Obrigada, antes de mais, prezado consulente, pela síntese apresentada, que fundamenta — e clarifica! — muito bem a sua dúvida.
Pudera eu, de igual modo, fundamentar as propostas que avanço...
Ocorre-me, antes de mais, dizer que, nestas coisas da rotulagem dos fenómenos linguísticos aparece, muitas vezes, um gato escondido com o rabo de fora… E a sua pergunta ilustra, afinal, uma das situações em que tal acontece.
Consultando algumas gramáticas, pouco mais encontrei do que mais do mesmo, ou seja, mais definições em tudo idênticas às que o consulente apresenta. Ana Maria Brito, na Gramática da Língua Portuguesa, de Mira Mateus e outras, Lisboa, Editorial Caminho, 5.a ed. revista e aumentada, 2003, diz que, na formação do superlativo absoluto analítico:
«Igualmente podem usar-se expressões nominais quantificadoras:
(65) a) Uma rapariga um pouco triste.
b) Um livro um bocado maçador.
c) O tio estava meio zangado.
d) Um tipo nada simpático (nada indica a ausência da qualidade expressa pelo adjectivo)», p. 388/389.
Ora, se no exemplo b) podemos considerar a existência de um sentido de superioridade, equivalendo «um bocado maçador» a «muito maçador», nos restantes casos não creio que exista tal superioridade, chegando-se mesmo, em d), a uma situação em que, como a autora refere, a qualidade designada pelo adjectivo é inexistente. Porém a autora não propõe uma classificação diferente para estes casos, incluindo-os no grau superlativo absoluto analítico.
Procede da mesma forma, ainda que para o grau do advérbio, Dílson Catarino, na sua gramática on-line, quando diz: «O advérbio flexiona-se no grau superlativo absoluto analítico por meio de um advérbio de intensidade como muito, pouco, demais assaz tão, tanto…»

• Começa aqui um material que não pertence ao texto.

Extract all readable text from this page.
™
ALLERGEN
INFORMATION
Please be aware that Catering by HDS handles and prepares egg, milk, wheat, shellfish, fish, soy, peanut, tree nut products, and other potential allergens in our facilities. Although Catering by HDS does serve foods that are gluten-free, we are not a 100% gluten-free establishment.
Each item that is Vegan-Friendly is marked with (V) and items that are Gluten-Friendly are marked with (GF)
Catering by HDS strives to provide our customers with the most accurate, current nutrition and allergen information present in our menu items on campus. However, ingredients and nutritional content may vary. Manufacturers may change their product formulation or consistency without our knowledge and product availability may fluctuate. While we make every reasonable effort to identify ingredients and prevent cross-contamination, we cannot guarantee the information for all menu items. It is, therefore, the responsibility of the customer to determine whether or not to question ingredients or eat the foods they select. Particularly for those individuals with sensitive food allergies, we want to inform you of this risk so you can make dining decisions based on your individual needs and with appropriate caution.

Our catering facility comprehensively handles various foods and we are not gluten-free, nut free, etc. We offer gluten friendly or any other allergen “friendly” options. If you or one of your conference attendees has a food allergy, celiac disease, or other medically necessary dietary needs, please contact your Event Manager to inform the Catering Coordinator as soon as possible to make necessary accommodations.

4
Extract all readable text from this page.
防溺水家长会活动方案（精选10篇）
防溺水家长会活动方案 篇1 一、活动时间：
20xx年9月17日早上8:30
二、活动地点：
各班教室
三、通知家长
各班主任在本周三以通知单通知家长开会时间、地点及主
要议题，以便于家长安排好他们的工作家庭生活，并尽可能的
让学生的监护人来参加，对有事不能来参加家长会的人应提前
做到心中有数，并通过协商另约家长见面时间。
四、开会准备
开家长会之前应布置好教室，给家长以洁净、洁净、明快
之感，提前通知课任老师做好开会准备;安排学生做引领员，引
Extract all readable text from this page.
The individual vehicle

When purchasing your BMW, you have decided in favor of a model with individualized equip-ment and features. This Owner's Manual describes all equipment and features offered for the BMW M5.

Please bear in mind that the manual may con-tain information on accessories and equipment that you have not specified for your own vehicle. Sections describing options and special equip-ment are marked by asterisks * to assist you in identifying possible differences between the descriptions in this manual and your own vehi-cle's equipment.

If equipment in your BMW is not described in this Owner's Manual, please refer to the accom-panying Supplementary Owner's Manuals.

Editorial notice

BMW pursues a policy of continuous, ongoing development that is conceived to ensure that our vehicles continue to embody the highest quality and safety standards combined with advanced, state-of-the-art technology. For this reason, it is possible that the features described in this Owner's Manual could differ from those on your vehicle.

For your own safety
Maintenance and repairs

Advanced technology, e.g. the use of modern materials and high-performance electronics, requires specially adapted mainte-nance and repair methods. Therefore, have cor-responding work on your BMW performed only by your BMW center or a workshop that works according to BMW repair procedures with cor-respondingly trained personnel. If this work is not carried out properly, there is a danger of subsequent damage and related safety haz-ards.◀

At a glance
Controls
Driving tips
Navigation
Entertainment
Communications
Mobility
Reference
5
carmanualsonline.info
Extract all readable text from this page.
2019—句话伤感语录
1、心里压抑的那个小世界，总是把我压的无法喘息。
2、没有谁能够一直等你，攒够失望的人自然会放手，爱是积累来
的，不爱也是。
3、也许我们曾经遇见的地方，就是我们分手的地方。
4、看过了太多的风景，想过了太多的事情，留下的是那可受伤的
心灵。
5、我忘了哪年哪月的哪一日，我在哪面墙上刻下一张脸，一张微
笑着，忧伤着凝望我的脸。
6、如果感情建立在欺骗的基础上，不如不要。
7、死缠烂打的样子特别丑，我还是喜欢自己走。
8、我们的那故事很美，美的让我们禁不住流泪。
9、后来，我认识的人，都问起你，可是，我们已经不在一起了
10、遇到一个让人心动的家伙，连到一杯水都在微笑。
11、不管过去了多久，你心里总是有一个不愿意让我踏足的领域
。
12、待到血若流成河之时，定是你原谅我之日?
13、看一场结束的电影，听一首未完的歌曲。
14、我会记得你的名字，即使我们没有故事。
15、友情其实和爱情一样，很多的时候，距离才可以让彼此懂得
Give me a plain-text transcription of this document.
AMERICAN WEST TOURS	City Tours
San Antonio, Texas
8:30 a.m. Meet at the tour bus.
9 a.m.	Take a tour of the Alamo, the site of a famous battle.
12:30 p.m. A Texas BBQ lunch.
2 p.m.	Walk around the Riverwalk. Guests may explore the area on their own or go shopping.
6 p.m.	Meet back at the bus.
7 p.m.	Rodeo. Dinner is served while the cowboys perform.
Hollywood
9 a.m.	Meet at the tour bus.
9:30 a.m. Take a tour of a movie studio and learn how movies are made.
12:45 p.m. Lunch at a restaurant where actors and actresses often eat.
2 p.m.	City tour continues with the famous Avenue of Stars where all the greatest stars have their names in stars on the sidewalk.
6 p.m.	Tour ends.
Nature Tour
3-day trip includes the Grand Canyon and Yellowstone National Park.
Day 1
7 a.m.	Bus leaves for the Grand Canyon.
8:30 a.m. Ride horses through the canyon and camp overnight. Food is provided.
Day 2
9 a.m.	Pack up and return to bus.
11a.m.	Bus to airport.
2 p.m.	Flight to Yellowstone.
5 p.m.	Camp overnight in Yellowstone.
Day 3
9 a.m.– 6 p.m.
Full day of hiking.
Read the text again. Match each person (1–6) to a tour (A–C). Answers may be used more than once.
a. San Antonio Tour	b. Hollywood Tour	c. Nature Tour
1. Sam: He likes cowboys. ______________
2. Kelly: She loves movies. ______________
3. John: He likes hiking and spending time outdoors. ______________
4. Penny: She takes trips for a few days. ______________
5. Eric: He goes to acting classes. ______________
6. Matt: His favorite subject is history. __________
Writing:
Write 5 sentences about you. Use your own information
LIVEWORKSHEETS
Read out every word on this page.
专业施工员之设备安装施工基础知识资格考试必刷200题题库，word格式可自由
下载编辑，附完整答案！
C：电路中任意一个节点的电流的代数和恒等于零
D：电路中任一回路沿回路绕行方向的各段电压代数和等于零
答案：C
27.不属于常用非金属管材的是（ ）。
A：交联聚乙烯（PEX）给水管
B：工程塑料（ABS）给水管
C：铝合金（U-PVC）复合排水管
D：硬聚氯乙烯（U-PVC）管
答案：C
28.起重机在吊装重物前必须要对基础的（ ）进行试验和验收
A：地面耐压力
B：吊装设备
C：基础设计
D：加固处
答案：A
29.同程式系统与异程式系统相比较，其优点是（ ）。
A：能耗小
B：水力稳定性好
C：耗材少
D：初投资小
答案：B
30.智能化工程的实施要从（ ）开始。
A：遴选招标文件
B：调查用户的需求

Parece que a atitude que, aqui e ali, vem sendo tomada é a de manter a classificação já conhecida e isolar, explicando separadamente, casos periféricos que podem ser utilizados na construção do superlativo. Uma outra solução seria assumir que, tal como acontece no comparativo e no superlativo relativo, também no superlativo absoluto há indicadores de superioridade e de inferioridade. No entanto, ao considerar-se esta solução haveria igualmente que ter em conta que, no caso do superlativo absoluto analítico, o que está em causa não é a qualidade de entidades que são comparadas (o superlativo relativo também pressupõe a existência de mais de uma entidade), mas, sim, a própria qualidade, se tal se pode dizer, do adje{#c|}tivo em si mesmo. Será por essa razão que esta solução não é apadrinhada por nenhum estudioso consultado?
Até que apareçam estudos a esclarecer este caso, consideremos que o adjectivo inteligente na expressão «pouco inteligente» está no grau superlativo absoluto de superioridade, fazendo o mesmo para outras situações como, por exemplo, para o adjectivo morto em «Chegou meio morto de cansaço»…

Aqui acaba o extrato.